Ekonomik durgunluk - Nedir, tanımı ve konsepti

İçindekiler:

Ekonomik durgunluk - Nedir, tanımı ve konsepti
Ekonomik durgunluk - Nedir, tanımı ve konsepti
Anonim

Ekonomik durgunluk, bir ülkenin gayri safi yurtiçi hasılasının (GSYİH) çok düşük veya hiç büyümediği bir durumdur. Buna karşılık, ücretler neredeyse hiç artmıyor.

Ekonomik durgunluğun aksine, durgunlukta üretken aktivitede bir düşüş değil, bir artış gözlemliyoruz. Ancak, bu küçüktür, bu nedenle işgücü piyasasını etkilemez.

Ekonomik durgunluğun özellikleri

Ekonomik durgunluğun ana özellikleri şunlardır:

  • Sadece ülkeler için değil, - daha geniş anlamda - endüstriler ve şirketler için de geçerli olabilir.
  • GSYİH o kadar düşük oranlarda yükselir ki, doğum oranından bile daha düşük olabilir. Bu durumda, kişi başına düşen GSYİH azalır.
  • Bir süre devam eden münferit bir durum değil, zamanla uzar.
  • Hükümetler, örneğin tüketimi teşvik etmek için genişletici para politikası gibi durgunluktan çıkmak için önlemler uygulayabilir.
  • Ekonomik durgunluk, azalan getiriler yasasından anlaşılabilir. Bu teoriye göre, üretim faktörlerinden birini artırıp diğerlerini sabit tutarsak, nihai üretim giderek daha düşük oranlarda büyüyecek ve hatta zamanla düşebilir. Dolayısıyla, bir ülke, örneğin işgücünü aynı oranda artırırken, aynı oranda sermaye ve teknolojiyi artırmazsa, GSYİH yavaşlayacaktır.

Ekonomik durgunluğun nedenleri

Ekonomik durgunluğun en önemli nedenleri şunlardır:

  • Yatırım yapmadan tasarruf: Nüfusun tasarruf düzeyi yüksektir. Ancak, artık harcanmayan kaynaklar da yatırıma dönüştürülmez. Bu, örneğin fırsat eksikliği nedeniyle olabilir.

Yukarıda açıklanan senaryo, John Maynard Keynes'in bir öğrencisi olan Alvin Hansen tarafından seküler durgunluk teorisinde atıfta bulunulmaktadır. Bu hipoteze göre, doğum oranındaki ve teknolojik ilerlemedeki yavaşlama iş fırsatlarını azaltacaktır.

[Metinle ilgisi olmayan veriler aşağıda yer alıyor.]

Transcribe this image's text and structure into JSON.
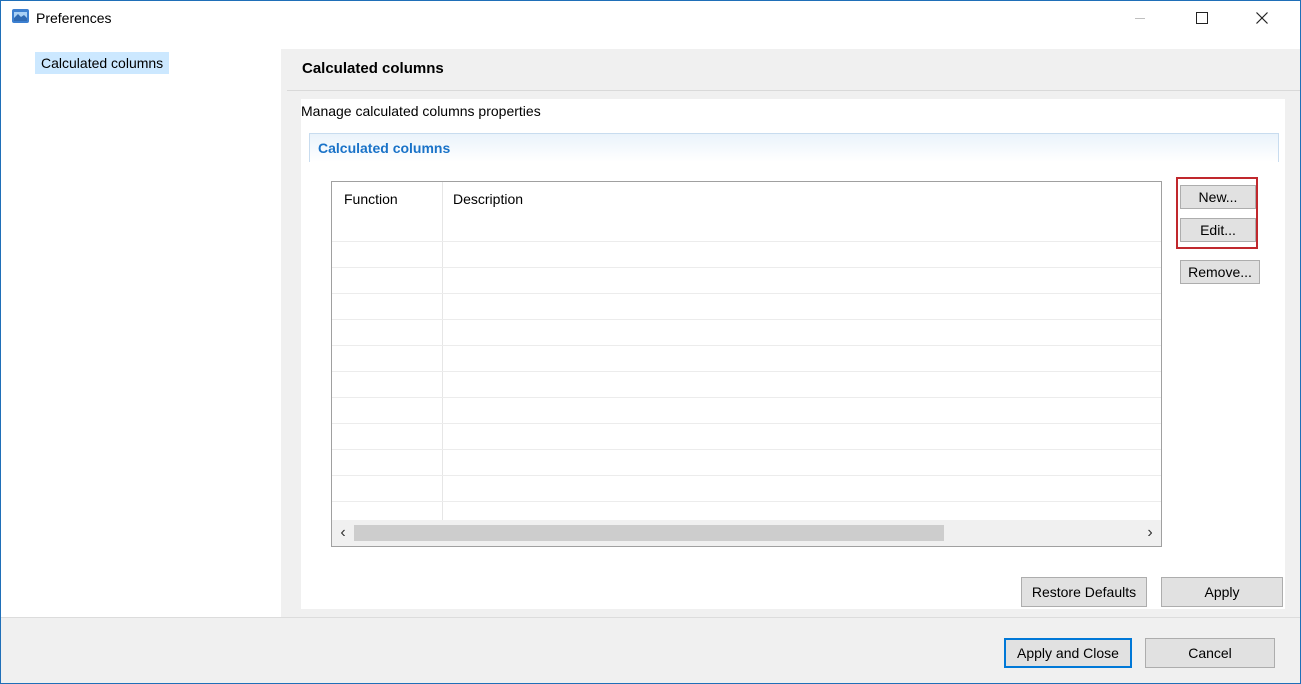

Sonuç olarak, tasarruflar yatırım yapılmadan birikecek ve GSYİH büyüme oranını azaltacaktır.

  • Düşük verimlilik: Yenilikler üretilmediğinde veya yeni teknolojilerin şirketlerin verimliliği üzerinde önemli bir etkisi olmadığında ekonomik büyüme yavaşlayabilir.
  • Başkentler için elverişsiz ortam: Siyasi ve insani krizler gibi ekonomik olmayan değişkenler yatırımları caydırabilir. Bu durum genellikle sadece ihtilaflı ülkeyi değil, tüm bölgeyi etkiler.
  • Daha düşük dış talep: Net ihracat daha yavaş artarsa ​​veya düşerse, GSYİH büyüme oranı da düşer. Bu, örneğin, bir ülkenin ana ticaret ortağı bir durgunlukla karşı karşıya kalırsa olur.

Durgunluk örneği

Ekonomik durgunluğa bir örnek, bunu 1998 ve 2001 yılları arasında Peru'da bulabiliriz.

Peru ekonomisi, oynak da olsa, hatırı sayılır oranlarda büyüyordu. Reel gayri safi yurtiçi hasıla (GSYİH), yani nominal GSYİH indirgeme enflasyonu, %7,4 veya %6,5 oranında büyüdü. Ancak, 1998 ve 2001 yılları arasında (her iki yıl dahil), ekonomik büyüme çok zayıftı.

Yıl
1995

1996

1997

1998

1999
2000200120022003
GSYİH büyümesi (%)
7,4

2,8

6,5

-0,4

1,5
2,70,65,54,2

Peru ekonomisi 1998'de %0,4 küçüldü ve 1999 ve 2001'de sırasıyla %1,5 ve %0,6 ile çok zayıf büyüme oranları kaydetti. Hemen ardından, büyüme tekrar %3'ün üzerine çıktı.